In their ongoing mission to save more lives, cancer researchers understand that prevention and early detection are key to getting the best outcomes. Beyond that, they’re well-versed in the importance of selecting just the right treatment for each type of cancer.
So, to truly fight against cancer in every way, these knowledgeable researchers have set their sights on the power of next generation sequencing (NGS). Through their findings, they’re hoping to make NGS the new standard of care when it comes to cancer prevention, detection, and treatment.
What is Next Generation Sequencing?
Next generation sequencing is a brilliant approach to DNA sequencing, promising to take genomic research to the next level. NGS eclipses the usefulness of its predecessor, Sanger sequencing technology, by completing the process in just one day. Sanger, on the other hand, needed over 10 years to fully sequence DNA, which prevented it from playing a role in the prevention, detection, and treatment of cancer.
By speeding up the process considerably, NGS can aid doctors in:
- Identifying carriers of familial cancer mutations
- Pinpointing rare and novel cancer mutations
- Finding the right targeted therapy for their patients
Through each step of the process, NGS gives patients a chance at better outcomes across the board.
Whole-Exome Sequencing Leads the Way in Next-Gen Cancer Research
Prior to the inception of next generation sequencing, doctors could only take a well-educated guess on which cancer treatments would work for their patients. But with the development of the NGS application, whole-exome sequencing (WES), it’s now possible to look deep into the genome to find the most effective treatments.
A novel approach to biomarker testing, WES lets researchers sequence and bank each cancer genome encountered in the healthcare world. Then, as they find genetic mutations and other key insights, they can zero in on what drives the growth of the cancer cells and cut it off at the pass. As researchers analyze each new data set, their knowledge base grows by leaps and bounds, allowing them to understand all types of cancer better than ever before.

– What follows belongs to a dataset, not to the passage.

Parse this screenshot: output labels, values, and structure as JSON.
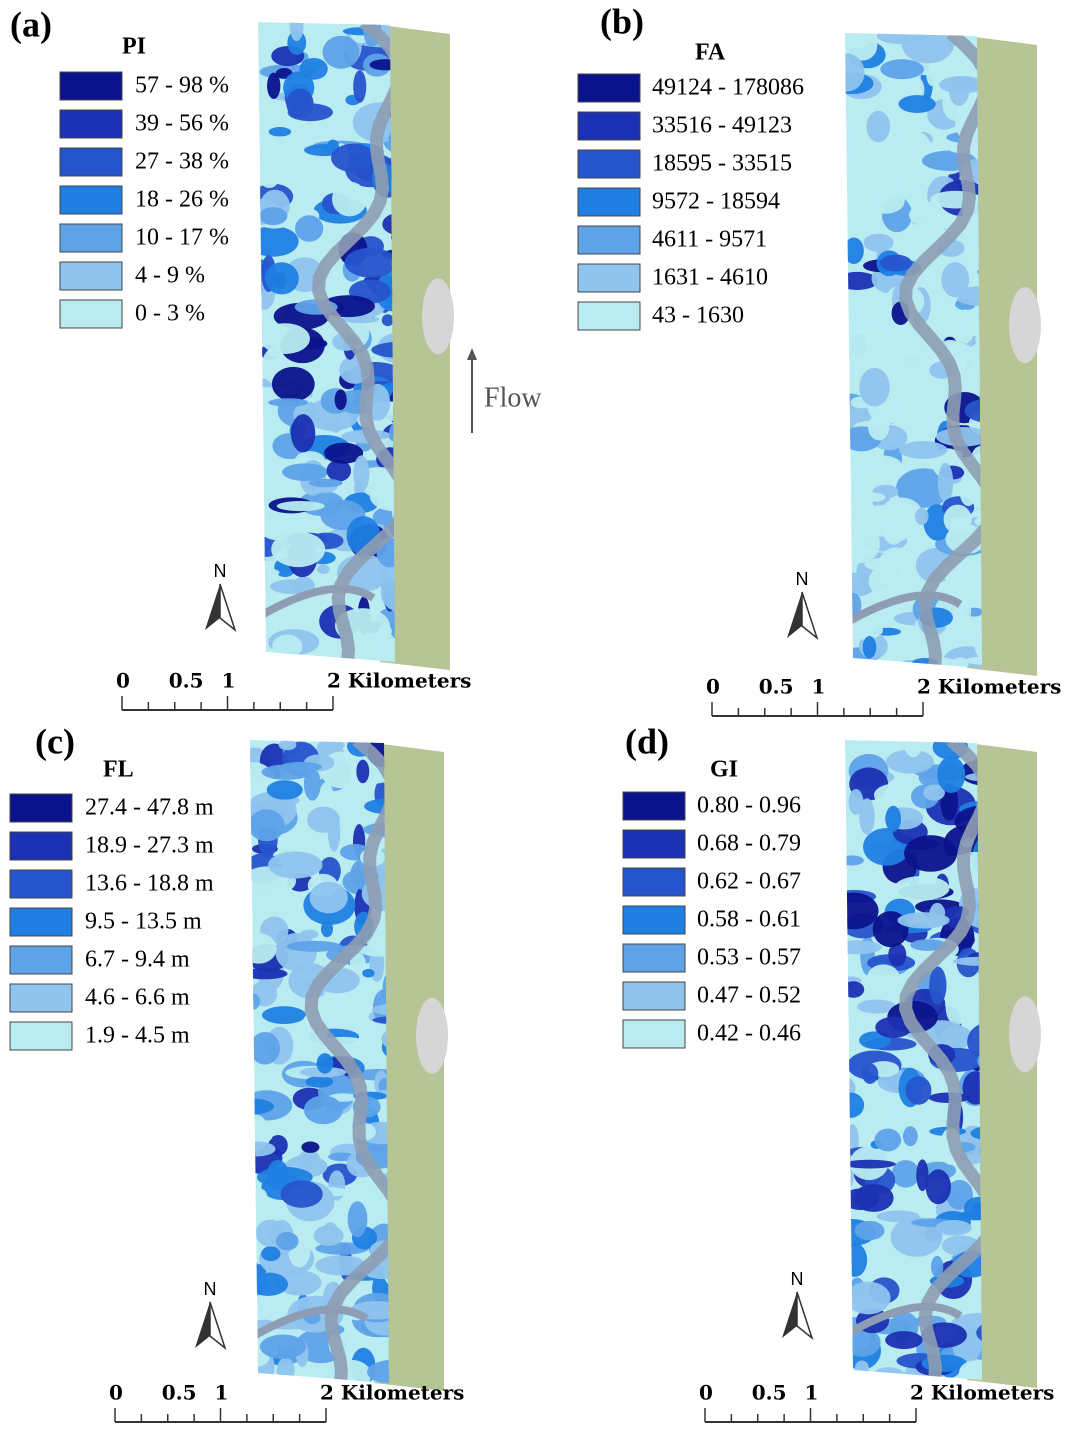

RNA Sequencing Shows Promise in Creating New Treatments for Cancer
Although whole-exome sequencing allows for eye-opening discoveries, it’s not the only next-generation sequencing approach to land on researchers’ radars. They’ve also started looking into the world of RNA sequencing to explore how cancer impacts transcriptional regulation.
By taking a close look at RNA inside the cancer cells, researchers can review the differences in how genes get switched on and off. They’re also able to explore variants and other mutations at the RNA level, which are often undetectable while looking at DNA directly.
Cancer Detection Improvements Possibly on the Horizon
For an even deeper look into how genes change after the onset of cancer, researchers have started to explore methylation in gene regulation. One newfound approach, methyl-seq, helps detect chemical modification of the base makeup of genes. Through that lens, it may be possible in the future to use this technology to detect cancer even earlier, giving patients an even better chance at great care outcomes.
Since early detection makes all the difference, the market for next-gen cancer detection technology could hit nearly $17 billion by 2025. As that level of funding flows into this segment, even more NGS startups will likely come to life, potentially accelerating the development of new technologies.
In fact, it’s already starting. A new NGS startup recently announced that they’ve developed a platform that delivers genomes for just $100 a pop. Even more advancements could potentially cut costs further plus speed up the reads and improve accuracy in amazing ways.